Associate Director, Tribal Justice Support Directorate
Tricia Tingle is an enrolled member of the Choctaw Nation of Oklahoma and received her Law Degree from Oklahoma City University in 1990. Her legal career encompasses 34+ years working in Indian Country. Ms. Tingle has always insisted on creating a pathway to incorporate Indian Country during her legal career. From 1990-1994, Ms. Tingle had her own law firm, and created the Texas Indian Bar Association and served as its President, as well as serving as the President of the Native American Bar Association. In 1994, Ms. Tingle left Texas to work at the United States Department of Justice, Civil Rights Division, Voting Section where she worked to create majority Indian voting districts giving the Native community representation and a voice in state and local elections. She also protected Native Languages by enforcing Section 202 of the Voting Rights Act, specifically at the Navajo Nation and Mississippi Choctaw. Later in her career she served as an Assistant United States Attorney prosecuting major crimes in Indian Country while in the U.S. Attorney’s Office District of Minnesota. Additionally, she provided legal counsel to the Bureau of Indian Affairs as the Assistant Solicitor of General Indian Law in the U.S. Department of the Interior. Since 2011, Ms. Tingle has served as the Associate Director for Tribal Justice Support focusing on building tribal justice systems.

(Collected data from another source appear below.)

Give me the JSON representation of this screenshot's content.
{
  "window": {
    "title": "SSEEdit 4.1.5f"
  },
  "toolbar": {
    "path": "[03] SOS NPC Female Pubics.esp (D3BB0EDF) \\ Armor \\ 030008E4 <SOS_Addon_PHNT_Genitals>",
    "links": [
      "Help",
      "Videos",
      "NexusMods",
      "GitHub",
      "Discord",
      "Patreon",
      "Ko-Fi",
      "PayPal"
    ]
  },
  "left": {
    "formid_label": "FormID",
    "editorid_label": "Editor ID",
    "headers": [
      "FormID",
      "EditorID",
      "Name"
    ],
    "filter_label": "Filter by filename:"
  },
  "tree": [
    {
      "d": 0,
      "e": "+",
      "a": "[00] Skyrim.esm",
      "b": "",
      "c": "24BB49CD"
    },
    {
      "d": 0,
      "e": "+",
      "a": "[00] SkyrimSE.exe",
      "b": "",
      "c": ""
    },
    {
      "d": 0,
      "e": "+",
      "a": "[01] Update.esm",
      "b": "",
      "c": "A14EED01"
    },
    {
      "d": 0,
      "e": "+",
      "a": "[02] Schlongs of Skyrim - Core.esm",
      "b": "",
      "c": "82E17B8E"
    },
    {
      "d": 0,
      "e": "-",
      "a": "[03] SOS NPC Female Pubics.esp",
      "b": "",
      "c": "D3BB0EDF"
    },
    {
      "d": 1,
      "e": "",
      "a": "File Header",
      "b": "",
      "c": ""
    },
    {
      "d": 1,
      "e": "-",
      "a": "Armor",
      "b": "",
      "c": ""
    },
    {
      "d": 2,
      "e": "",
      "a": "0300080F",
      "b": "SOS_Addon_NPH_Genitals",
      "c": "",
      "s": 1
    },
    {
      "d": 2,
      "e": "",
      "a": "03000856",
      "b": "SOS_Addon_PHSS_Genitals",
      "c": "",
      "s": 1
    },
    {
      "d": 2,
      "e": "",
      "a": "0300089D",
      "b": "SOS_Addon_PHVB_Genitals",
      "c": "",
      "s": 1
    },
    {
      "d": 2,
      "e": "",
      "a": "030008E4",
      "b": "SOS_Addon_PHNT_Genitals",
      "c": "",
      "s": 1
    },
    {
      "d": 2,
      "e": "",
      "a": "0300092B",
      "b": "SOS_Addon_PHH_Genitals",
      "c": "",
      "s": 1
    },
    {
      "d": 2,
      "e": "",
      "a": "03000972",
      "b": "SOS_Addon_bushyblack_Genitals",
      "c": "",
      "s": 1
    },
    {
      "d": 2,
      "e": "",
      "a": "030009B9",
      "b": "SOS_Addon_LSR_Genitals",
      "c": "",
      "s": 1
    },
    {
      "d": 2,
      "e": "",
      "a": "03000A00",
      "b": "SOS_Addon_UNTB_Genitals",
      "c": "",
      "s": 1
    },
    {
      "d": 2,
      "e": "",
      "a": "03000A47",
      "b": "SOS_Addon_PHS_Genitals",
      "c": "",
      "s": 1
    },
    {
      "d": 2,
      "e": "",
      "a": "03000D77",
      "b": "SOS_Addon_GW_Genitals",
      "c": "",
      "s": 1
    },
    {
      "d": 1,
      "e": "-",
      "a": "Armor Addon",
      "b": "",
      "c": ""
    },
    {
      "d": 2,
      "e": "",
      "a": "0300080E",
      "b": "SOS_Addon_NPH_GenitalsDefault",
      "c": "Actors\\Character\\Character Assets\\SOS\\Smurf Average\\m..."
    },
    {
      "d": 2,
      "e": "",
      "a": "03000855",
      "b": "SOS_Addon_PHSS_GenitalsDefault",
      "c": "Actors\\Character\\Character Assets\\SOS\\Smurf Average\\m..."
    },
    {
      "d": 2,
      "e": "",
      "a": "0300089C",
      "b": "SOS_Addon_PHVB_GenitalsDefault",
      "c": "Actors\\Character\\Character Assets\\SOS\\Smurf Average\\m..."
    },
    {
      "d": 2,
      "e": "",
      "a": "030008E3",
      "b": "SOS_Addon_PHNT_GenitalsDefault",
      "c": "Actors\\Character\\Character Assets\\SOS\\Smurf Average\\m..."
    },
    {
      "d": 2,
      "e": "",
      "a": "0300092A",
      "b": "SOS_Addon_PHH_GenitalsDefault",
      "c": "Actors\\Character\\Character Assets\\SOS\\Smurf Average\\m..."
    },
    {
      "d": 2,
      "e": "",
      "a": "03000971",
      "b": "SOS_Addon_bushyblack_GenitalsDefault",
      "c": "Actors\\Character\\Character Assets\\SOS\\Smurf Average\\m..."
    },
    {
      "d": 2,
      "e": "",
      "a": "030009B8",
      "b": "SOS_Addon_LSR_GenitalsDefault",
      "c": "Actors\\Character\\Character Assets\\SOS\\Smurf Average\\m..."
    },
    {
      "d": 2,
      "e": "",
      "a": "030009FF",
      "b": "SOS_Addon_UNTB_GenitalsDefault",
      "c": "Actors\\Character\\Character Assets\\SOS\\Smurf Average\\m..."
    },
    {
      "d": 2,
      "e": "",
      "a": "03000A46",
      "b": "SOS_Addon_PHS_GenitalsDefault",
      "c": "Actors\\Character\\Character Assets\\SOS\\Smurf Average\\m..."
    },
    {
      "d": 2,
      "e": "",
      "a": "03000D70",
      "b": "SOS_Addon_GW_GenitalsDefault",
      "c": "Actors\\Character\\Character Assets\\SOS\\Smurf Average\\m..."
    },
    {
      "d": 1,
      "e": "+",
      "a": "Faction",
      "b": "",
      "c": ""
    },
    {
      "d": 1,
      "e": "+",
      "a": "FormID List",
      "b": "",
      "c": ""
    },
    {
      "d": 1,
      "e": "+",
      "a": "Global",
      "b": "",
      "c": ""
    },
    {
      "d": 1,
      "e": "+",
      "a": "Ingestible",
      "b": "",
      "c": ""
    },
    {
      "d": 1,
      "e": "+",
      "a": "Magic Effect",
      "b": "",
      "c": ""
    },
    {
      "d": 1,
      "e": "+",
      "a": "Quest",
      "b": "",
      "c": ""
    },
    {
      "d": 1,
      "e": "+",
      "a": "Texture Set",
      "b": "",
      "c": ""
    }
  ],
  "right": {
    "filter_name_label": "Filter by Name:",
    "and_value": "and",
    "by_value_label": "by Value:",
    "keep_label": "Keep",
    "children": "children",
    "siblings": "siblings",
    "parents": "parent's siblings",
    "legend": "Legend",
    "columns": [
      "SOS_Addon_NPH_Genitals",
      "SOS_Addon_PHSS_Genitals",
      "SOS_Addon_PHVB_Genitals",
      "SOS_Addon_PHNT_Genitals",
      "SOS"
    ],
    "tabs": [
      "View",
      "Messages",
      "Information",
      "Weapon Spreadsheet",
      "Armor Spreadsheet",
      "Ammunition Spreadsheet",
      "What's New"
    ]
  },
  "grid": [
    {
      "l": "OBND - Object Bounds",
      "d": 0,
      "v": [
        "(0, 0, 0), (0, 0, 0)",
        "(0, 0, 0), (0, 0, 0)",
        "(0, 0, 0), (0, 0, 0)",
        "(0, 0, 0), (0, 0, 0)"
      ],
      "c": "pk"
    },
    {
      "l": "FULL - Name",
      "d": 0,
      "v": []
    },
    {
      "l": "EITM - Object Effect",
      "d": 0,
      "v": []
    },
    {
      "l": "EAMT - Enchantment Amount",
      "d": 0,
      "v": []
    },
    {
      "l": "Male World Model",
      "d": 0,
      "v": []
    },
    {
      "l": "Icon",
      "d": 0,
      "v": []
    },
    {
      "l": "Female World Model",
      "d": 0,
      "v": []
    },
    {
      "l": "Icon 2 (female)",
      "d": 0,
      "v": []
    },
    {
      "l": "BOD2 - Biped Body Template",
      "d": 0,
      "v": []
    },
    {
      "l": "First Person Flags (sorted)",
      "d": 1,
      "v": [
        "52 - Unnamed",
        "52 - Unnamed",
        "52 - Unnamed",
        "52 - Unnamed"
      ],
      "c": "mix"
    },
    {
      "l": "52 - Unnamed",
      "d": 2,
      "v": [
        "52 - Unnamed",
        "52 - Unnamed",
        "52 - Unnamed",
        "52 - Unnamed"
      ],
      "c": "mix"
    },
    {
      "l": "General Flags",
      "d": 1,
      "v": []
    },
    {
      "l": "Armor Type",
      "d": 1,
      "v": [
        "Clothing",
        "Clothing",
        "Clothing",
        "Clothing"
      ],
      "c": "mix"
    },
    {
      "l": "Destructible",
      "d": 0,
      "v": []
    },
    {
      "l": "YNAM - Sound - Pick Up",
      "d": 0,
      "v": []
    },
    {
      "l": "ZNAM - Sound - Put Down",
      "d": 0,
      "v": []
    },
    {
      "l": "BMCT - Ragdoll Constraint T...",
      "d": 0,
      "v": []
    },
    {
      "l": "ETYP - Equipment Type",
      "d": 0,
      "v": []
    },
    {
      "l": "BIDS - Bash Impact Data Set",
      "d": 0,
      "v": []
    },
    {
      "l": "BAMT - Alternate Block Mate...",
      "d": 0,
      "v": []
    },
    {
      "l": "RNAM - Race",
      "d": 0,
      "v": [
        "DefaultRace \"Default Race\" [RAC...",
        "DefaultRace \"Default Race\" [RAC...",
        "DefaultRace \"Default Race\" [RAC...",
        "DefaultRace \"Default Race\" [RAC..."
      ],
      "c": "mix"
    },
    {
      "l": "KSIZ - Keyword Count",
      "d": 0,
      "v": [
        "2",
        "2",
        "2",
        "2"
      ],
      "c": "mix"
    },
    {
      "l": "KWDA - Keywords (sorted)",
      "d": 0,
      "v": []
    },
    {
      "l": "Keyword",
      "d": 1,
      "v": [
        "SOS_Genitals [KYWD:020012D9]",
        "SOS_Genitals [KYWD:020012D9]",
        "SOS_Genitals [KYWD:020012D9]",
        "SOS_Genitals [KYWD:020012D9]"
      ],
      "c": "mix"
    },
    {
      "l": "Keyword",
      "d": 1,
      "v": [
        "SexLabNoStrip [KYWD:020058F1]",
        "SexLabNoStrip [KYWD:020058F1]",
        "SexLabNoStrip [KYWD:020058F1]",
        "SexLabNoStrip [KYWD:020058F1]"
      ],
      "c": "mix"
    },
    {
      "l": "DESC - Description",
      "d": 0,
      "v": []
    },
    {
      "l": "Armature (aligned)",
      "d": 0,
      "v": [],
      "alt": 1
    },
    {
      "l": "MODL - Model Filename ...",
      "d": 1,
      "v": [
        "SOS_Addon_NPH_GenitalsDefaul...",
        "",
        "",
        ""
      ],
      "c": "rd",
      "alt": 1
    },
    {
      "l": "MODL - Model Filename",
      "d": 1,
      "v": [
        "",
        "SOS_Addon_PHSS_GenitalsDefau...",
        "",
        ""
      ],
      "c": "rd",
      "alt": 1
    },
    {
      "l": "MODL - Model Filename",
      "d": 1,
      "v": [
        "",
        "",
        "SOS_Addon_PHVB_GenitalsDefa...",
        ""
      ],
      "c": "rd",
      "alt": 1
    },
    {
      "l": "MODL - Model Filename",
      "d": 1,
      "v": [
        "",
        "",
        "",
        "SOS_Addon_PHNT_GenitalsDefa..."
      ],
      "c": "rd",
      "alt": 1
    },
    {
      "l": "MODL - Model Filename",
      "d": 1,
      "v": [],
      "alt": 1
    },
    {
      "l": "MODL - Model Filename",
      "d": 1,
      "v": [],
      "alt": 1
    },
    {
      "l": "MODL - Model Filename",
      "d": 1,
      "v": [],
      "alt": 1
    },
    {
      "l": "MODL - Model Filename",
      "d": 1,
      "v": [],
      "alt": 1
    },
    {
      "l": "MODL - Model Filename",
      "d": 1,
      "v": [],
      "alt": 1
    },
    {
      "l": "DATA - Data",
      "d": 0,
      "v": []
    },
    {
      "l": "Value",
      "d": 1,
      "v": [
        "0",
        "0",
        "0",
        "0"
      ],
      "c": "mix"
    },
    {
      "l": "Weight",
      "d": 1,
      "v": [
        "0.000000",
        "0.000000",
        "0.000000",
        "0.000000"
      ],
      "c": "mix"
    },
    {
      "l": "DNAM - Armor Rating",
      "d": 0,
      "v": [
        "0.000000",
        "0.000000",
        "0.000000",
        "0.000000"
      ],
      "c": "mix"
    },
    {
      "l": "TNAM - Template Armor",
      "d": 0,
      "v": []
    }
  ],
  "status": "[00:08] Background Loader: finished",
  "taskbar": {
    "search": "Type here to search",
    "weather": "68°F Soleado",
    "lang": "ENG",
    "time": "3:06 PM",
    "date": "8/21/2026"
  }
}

Under Ms. Tingle’s guidance, the Tribal Justice Support Directorate has served over 450 tribal justice systems providing funding, training and technical assistance to a cadre of tribal justice systems in the United States. Additionally, Ms. Tingle created a tribal justice system environment where tribes train tribes, and peer to peer (tribe to tribe) training is encouraged. Ms. Tingle is thankful to her staff for strengthening sovereignty by working with tribal justice systems and highlighting the unique ways tribes have provided justice through traditional and cultural methods, and sharing the positive effect traditional and cultural methods are used to create alternatives to incarceration, which is now used by other jurisdictions.
Ms. Tingle is originally from Texas but presently lives in Alexandria, Virginia.